Combining his best sector times would bring Verstappen to a still distant 0.456s of Piastri’s time, and his interrupted fastest lap looked likely to be good enough only to potentially challenge Norris for second at best.
Alex Albon was seventh for Williams ahead of Alpine’s Esteban Ocon and the sole surviving Aston Martin of Lance Stroll after teammate Fernando Alonso committed an uncharacteristic error at Rivazza during a long run on hard tires.
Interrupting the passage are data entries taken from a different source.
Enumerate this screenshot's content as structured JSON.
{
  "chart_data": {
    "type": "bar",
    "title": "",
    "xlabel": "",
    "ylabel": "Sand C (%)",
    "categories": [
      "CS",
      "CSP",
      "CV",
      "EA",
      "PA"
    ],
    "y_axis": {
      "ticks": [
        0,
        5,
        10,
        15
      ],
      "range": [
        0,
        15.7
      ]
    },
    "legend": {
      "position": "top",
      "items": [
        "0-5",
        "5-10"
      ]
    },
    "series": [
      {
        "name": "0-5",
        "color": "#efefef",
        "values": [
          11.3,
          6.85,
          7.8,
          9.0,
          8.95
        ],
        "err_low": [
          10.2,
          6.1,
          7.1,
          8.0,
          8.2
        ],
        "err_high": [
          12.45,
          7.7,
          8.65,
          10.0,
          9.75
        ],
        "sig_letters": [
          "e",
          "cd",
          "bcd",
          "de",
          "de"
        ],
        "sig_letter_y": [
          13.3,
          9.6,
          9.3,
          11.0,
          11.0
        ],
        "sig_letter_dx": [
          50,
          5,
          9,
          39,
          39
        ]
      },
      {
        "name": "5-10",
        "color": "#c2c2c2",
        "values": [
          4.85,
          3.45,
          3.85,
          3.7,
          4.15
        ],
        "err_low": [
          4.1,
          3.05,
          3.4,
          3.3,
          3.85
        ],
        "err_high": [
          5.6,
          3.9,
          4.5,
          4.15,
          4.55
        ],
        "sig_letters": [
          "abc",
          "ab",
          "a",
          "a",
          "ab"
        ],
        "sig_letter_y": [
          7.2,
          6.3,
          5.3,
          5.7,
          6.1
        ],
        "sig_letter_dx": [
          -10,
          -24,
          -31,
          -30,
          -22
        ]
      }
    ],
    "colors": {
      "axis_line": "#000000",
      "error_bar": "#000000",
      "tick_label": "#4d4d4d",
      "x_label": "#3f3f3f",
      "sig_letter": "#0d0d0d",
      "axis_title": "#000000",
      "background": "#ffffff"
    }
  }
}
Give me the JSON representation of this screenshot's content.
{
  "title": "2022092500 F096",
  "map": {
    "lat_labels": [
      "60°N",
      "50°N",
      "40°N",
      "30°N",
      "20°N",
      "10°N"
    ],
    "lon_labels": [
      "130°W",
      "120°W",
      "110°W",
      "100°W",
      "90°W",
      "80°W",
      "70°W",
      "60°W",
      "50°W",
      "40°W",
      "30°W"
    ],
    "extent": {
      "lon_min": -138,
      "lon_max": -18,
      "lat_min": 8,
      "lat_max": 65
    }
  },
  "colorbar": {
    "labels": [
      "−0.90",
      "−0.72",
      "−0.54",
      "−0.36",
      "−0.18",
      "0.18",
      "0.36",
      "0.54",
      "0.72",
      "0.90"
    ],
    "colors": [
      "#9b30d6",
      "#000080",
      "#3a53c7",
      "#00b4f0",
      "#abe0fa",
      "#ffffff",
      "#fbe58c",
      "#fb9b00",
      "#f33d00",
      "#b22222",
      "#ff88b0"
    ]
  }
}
The veteran Spaniard carried too much speed from too wide an entry into Turn 18. His Aston Martin broke traction immediately on entry, spinning into the gravel and hitting the barrier backwards.
Though he reported he was okay, he was taken to the medical center for precautionary checks after the smash.
A five-minute red flag was called with 35 minutes on the clock, leaving the Silverstone team with a power of work to do to ready Alonso’s car for qualifying.
Nico Hulkenberg completed the top 10 for Haas ahead of Daniel Ricciardo, the crashed Sergio Perez and Yuki Tsunoda.
Valtteri Bottas was 14th ahead of Logan Sargeant, Kevin Magnussen, Lewis Hamilton – who never completed a single-lap performance run – the smashed Alonso, Pierre Gasly and Zhou Guanyu.